If the result overflows, shift it and adjust the result exponent.
See the link below for more details of floating point representations.
Edit - second link added, to the source code download for a software floating-point math library package.
If you unzip it and look in the file softfloat.c, you can look at the addition routine starting at line 707
A bit more info about binary floating point formats, if you are not familiar with them.. It can take a while to get your head around the concepts if you have only worked with binary integers.
With binary fractions, the digits to the right of the 'decimal point' (or strictly, binary point) halve in value with each digit; 0.1 is a half, 0.001 one eighth etc.
Think of a binary FP number as a bit like a decimal in Scientific notation or Standard form.

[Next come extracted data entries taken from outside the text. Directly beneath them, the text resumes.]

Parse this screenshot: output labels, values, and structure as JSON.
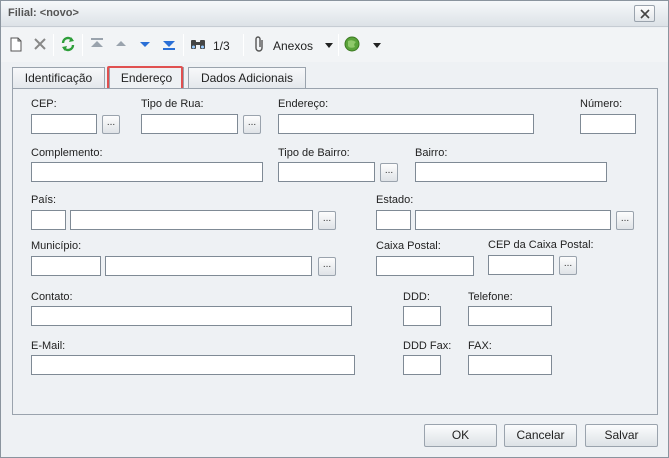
{
  "window": {
    "title": "Filial: <novo>"
  },
  "toolbar": {
    "record_counter": "1/3",
    "attachments_label": "Anexos"
  },
  "tabs": [
    {
      "label": "Identificação"
    },
    {
      "label": "Endereço"
    },
    {
      "label": "Dados Adicionais"
    }
  ],
  "form": {
    "cep": {
      "label": "CEP:",
      "value": ""
    },
    "tipo_rua": {
      "label": "Tipo de Rua:",
      "value": ""
    },
    "endereco": {
      "label": "Endereço:",
      "value": ""
    },
    "numero": {
      "label": "Número:",
      "value": ""
    },
    "complemento": {
      "label": "Complemento:",
      "value": ""
    },
    "tipo_bairro": {
      "label": "Tipo de Bairro:",
      "value": ""
    },
    "bairro": {
      "label": "Bairro:",
      "value": ""
    },
    "pais": {
      "label": "País:",
      "code": "",
      "name": ""
    },
    "estado": {
      "label": "Estado:",
      "code": "",
      "name": ""
    },
    "municipio": {
      "label": "Município:",
      "code": "",
      "name": ""
    },
    "caixa_postal": {
      "label": "Caixa Postal:",
      "value": ""
    },
    "cep_caixa_postal": {
      "label": "CEP da Caixa Postal:",
      "value": ""
    },
    "contato": {
      "label": "Contato:",
      "value": ""
    },
    "ddd": {
      "label": "DDD:",
      "value": ""
    },
    "telefone": {
      "label": "Telefone:",
      "value": ""
    },
    "email": {
      "label": "E-Mail:",
      "value": ""
    },
    "ddd_fax": {
      "label": "DDD Fax:",
      "value": ""
    },
    "fax": {
      "label": "FAX:",
      "value": ""
    },
    "ellipsis": "..."
  },
  "buttons": {
    "ok": "OK",
    "cancel": "Cancelar",
    "save": "Salvar"
  },
  "colors": {
    "tab_highlight": "#e05050",
    "refresh_icon": "#2e9e3a",
    "nav_icon": "#2a6fd6"
  }
}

Rather than a simple number with a decimal (binary) point, the number is shifted to 'normalise' it with the most significant digit in a fixed place. That's the mantissa, the amount of shift places used is the exponent.
The exponent is normally offset by half it's range to avoid 'no shift' being stored as zero, and an actual zero in the exponent part signifies the stored number is zero.
eg. with an eight bit exponent, a zero shift is stored as 128.
For any non-zero binary number, the most significant digit will be a 1...
As you know there is a 1 in a fixed place after normalisation, that can be omitted for storage to give a another significant digit, then put back when the number is unpacked to do any operations on it.